Ouyahia parle de phénomène de «contagion»

 

Par Nordine Benkhodja, Le Jeune Indépendant, 6 mai 2002

Avec deux incendies en moins d’une semaine, trois en un mois, l’institution pénitentiaire n’a jamais autant défrayé la chronique. Quatre jours après la tragédie de Serkadji, la prison d’El-Harrach s’enflamme à son tour faisant 29 blessés, 25 parmi les détenus mineurs de l’établissement et 4 autres parmi les gardiens. Transférés en urgence à l’hôpital Zmirli, 16 détenus légèrement blessés regagneront leur cellule, alors que les 4 autres, dont l’état est jugé sérieux, seront envoyés à la clinique des grands brûlés, avenue Pasteur.
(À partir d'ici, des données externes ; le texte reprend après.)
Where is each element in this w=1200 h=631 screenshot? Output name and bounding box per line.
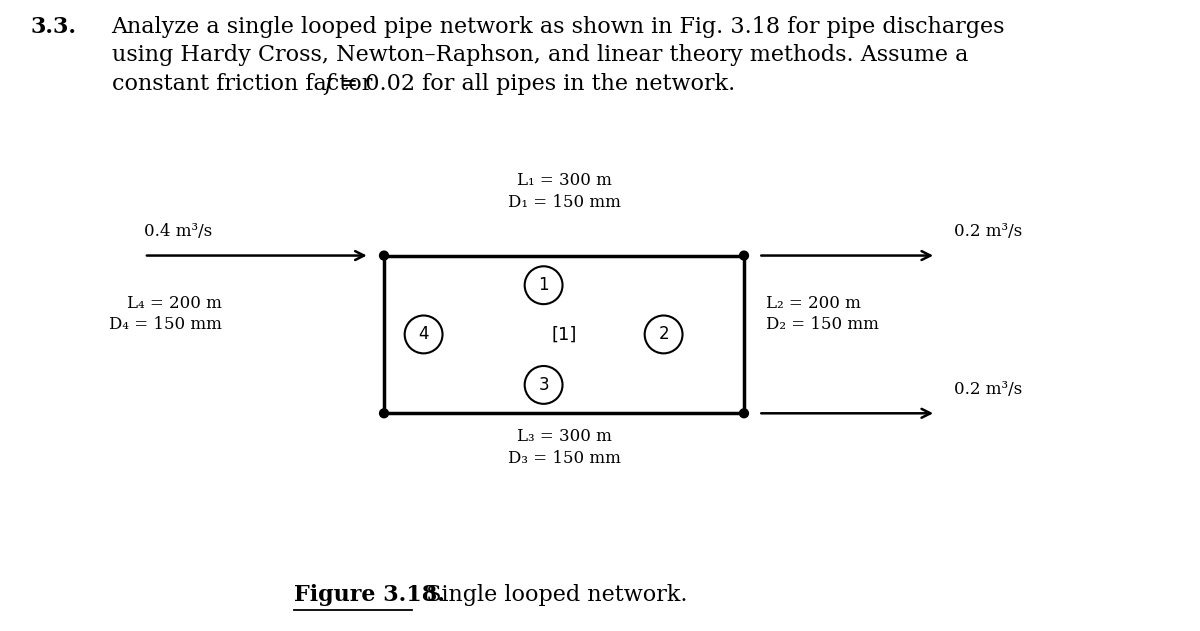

Cependant, une liste de vingt détenus blessés a été affichée sur un mur faisant face au grand portail de la prison. «A l’origine, une rixe a éclaté entre les détenus mineurs dans l’une des cellules. Les prisonniers ont alors ligoté le prévôt avant de mettre le feu à leurs paillasses.

Ce sont des détenus qui n’ont pas grand espoir en leur justice et ils ont raison de le croire», nous confia Me Brahimi que nous avons rencontré à la sortie du pénitencier. Pour l’avocat, c’est le système judiciaire qui est défaillant.
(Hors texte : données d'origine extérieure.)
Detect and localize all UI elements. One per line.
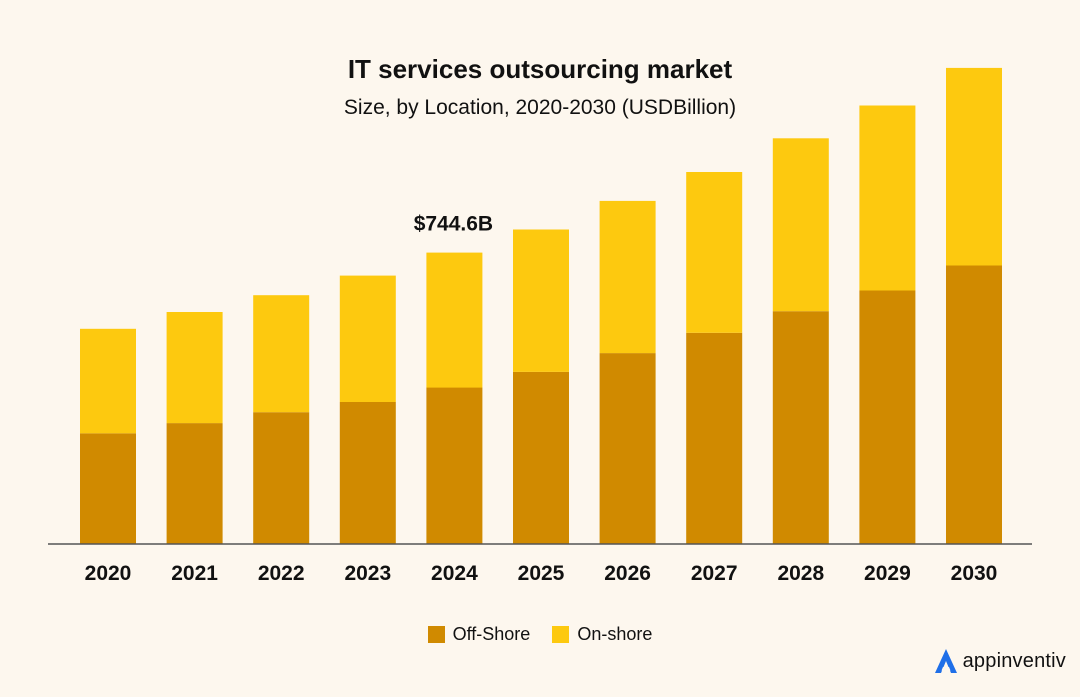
x-tick-label-2026: 2026	[604, 562, 651, 585]
bar-offshore-2029	[859, 290, 916, 544]
bar-offshore-2021	[166, 423, 223, 544]
bar-onshore-2024	[426, 252, 483, 388]
x-tick-label-2022: 2022	[258, 562, 305, 585]
x-tick-label-2025: 2025	[518, 562, 565, 585]
legend-swatch-offshore	[427, 626, 445, 643]
bar-offshore-2023	[339, 402, 396, 544]
annotation-label-2024: $744.6B	[414, 213, 493, 236]
appinventiv-a-icon	[934, 649, 957, 673]
legend-item-onshore: On-shore	[552, 624, 652, 645]
legend-label-onshore: On-shore	[577, 624, 653, 644]
x-tick-label-2028: 2028	[777, 562, 824, 585]
x-tick-label-2023: 2023	[344, 562, 391, 585]
bar-offshore-2026	[599, 353, 656, 544]
x-tick-label-2027: 2027	[691, 562, 738, 585]
bar-onshore-2029	[859, 105, 916, 291]
bar-offshore-2022	[253, 412, 310, 544]
chart-legend: Off-Shore On-shore	[0, 624, 1080, 645]
bar-onshore-2022	[253, 295, 310, 413]
bar-offshore-2030	[946, 265, 1002, 544]
bar-onshore-2021	[166, 312, 223, 424]
bar-onshore-2030	[946, 67, 1002, 266]
bar-onshore-2025	[513, 229, 569, 372]
bar-onshore-2028	[772, 138, 829, 312]
x-tick-label-2021: 2021	[171, 562, 218, 585]
brand-name: appinventiv	[962, 649, 1066, 672]
chart-subtitle: Size, by Location, 2020-2030 (USDBillion…	[343, 96, 737, 119]
bar-onshore-2023	[339, 275, 396, 402]
brand-logo: appinventiv	[932, 647, 1066, 675]
bar-onshore-2027	[686, 172, 743, 333]
x-tick-label-2029: 2029	[864, 562, 911, 585]
bar-offshore-2020	[80, 433, 136, 544]
legend-label-offshore: Off-Shore	[452, 624, 531, 644]
bar-onshore-2026	[599, 200, 656, 354]
legend-swatch-onshore	[552, 626, 570, 643]
bar-offshore-2028	[772, 311, 829, 544]
bar-onshore-2020	[80, 328, 136, 434]
chart-title: IT services outsourcing market	[347, 54, 733, 84]
x-tick-label-2024: 2024	[431, 562, 478, 585]
bar-offshore-2025	[513, 371, 569, 544]
bar-offshore-2027	[686, 332, 743, 544]
bar-offshore-2024	[426, 387, 483, 544]
legend-item-offshore: Off-Shore	[427, 624, 531, 645]
x-tick-label-2030: 2030	[951, 562, 998, 585]
x-tick-label-2020: 2020	[85, 562, 132, 585]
«La détention préventive est une catastrophe, elle est devenue une condamnation préventive. Comment un ministre de la Justice peut-il fustiger des magistrats sans prendre des mesures ? En fait, Ouyahia se donne bonne conscience à très bon compte», ajoute l’avocat. Me Brahimi ne nie pas que nos prisons ne sont que de simples passoires où tous les interdits passent, mais est-ce là la raison de ces tragédies, s’interroge-t-il. «Je sais que tous les genres de stupéfiants pénètrent dans nos prisons. Ça ne date pas d’hier. Et pourtant on n’avait pas deux incendies en quatre jours. Le grand problème se situe ailleurs. Une justice qui n’inspire plus confiance», poursuit-il. Hier, l’atmosphère était sensiblement moins tendue que celle de Serkadji, mais les familles sont là, les avocats aussi. Les éléments du service d’ordre ont, eux aussi, investi les lieux dressant des barrages à chaque route menant vers le pénitencier. Les cellules 13 et 14, où le feu s’est déclaré, hébergeaient 25 prisonniers, mais pouvait en contenir bien plus, expliquera en substance, samedi soir, le ministre de la Justice, Ahmed Ouyahia. Il imputera enfin, selon Reuter, la recrudescence de ces incidents à un phénomène de «contagion». Les établissements pénitenciers s’enflamment, l’ordre et la justice se perdent. Ce sont là des évidences qui s’imposent d’elles-mêmes devant un chaos quasi institutionnalisé. N. B.